Die Wahlkämpfer des Medienkanzlers sind da schon stilsicherer, sollte man meinen. Pustekuchen. Da platzieren sie zwischen die Stoiberwände ein Kanzlergesicht in fast pornografischer Nahaufnahme und schreiben darüber: „Der Kanzler kommt“. Jeder, der das Plakat besichtigt, fühlt sich sofort an seine Kindheit erinnert, wenn es nach den Sommerferien auf Werbetafeln hieß: „Der Kasper kommt“. Der Satz „Der Kanzler kommt“ stößt den Betrachter auf die kasperlartigen Züge Schröders, noch betont durch das Pappmascheehafte der durchweg schlampig geklebten Plakate. Da ist es fast überflüssig, das Kasperltheaterartige der Politik im Allgemeinen und der Schröder’schen im Besonderen hervorzuheben.

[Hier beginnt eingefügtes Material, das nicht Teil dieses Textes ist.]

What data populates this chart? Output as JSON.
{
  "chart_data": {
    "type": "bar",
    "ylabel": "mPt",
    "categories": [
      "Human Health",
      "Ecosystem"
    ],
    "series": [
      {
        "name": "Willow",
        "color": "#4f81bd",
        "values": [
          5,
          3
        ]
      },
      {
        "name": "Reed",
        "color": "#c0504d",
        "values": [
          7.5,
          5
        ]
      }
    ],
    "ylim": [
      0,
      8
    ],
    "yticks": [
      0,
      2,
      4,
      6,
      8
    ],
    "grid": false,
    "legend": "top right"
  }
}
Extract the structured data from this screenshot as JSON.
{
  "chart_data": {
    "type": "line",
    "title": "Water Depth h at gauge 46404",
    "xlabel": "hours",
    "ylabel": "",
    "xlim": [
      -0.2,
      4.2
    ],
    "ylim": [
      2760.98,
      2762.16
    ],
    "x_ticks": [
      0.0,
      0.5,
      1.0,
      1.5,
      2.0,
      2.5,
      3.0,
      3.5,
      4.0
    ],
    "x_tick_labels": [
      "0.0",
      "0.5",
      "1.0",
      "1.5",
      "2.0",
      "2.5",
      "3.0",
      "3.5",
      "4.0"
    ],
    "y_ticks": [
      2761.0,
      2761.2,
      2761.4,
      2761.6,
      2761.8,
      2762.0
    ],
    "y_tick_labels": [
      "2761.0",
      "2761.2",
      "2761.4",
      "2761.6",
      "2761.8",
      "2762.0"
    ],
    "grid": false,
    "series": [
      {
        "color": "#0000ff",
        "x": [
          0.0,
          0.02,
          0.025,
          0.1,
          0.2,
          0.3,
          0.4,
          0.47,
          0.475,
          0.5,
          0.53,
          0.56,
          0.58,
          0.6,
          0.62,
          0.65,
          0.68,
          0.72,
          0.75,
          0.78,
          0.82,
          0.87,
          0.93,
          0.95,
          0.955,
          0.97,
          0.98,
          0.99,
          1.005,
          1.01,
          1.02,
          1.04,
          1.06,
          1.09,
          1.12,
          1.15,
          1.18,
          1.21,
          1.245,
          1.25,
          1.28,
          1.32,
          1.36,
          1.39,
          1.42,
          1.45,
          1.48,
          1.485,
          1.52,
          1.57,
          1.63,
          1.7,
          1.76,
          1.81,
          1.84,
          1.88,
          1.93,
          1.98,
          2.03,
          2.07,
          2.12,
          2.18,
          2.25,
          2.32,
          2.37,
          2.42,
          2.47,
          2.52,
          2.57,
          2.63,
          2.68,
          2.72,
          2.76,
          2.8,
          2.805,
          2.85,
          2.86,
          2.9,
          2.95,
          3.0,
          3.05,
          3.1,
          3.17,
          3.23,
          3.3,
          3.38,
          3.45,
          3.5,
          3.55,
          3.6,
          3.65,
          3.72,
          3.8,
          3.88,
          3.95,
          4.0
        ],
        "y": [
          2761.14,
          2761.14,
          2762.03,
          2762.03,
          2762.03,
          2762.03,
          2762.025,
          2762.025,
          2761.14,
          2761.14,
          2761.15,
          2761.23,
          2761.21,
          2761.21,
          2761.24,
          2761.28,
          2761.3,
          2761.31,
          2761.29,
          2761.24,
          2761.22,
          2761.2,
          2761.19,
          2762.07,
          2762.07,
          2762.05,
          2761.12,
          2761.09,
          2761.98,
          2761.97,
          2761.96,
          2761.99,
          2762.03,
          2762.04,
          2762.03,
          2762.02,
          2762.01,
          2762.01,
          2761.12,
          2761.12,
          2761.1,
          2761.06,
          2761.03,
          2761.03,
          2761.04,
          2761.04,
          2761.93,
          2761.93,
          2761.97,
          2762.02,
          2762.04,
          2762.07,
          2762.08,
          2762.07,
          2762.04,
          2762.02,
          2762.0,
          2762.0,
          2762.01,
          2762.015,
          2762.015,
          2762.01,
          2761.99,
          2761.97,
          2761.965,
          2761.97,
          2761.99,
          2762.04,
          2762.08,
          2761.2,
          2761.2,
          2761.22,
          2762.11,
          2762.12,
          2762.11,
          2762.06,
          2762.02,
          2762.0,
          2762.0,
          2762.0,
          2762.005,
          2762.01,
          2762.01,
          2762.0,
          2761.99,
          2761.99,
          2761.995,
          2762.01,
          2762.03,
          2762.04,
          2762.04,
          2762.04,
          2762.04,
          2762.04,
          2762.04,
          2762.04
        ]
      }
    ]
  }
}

Am schlimmsten aber treiben es einmal mehr die Möllemänner und Westerwellen. „Steck in rein“, blöken die Jungliberalen zotig-jovial und zeigen einen Wahlzettel mit dem Kreuz am falschen Platz auf dem Weg in die Urne. Würg. Hier ist es an der Zeit, zum ersten und einzigen Mal in diesem Leben die militante Hamburger Frauenbewegung zu loben, und zwar für ihr treffendes „Schneid ihn ab“ auf den über die Juli-Peinlichkeit geklebten Plakaten – mit dem Bild einer Schere, die, oberhalb der FDP ansetzend, einen Wahlzettel um eine Nuance erträglicher und versöhnlicher macht.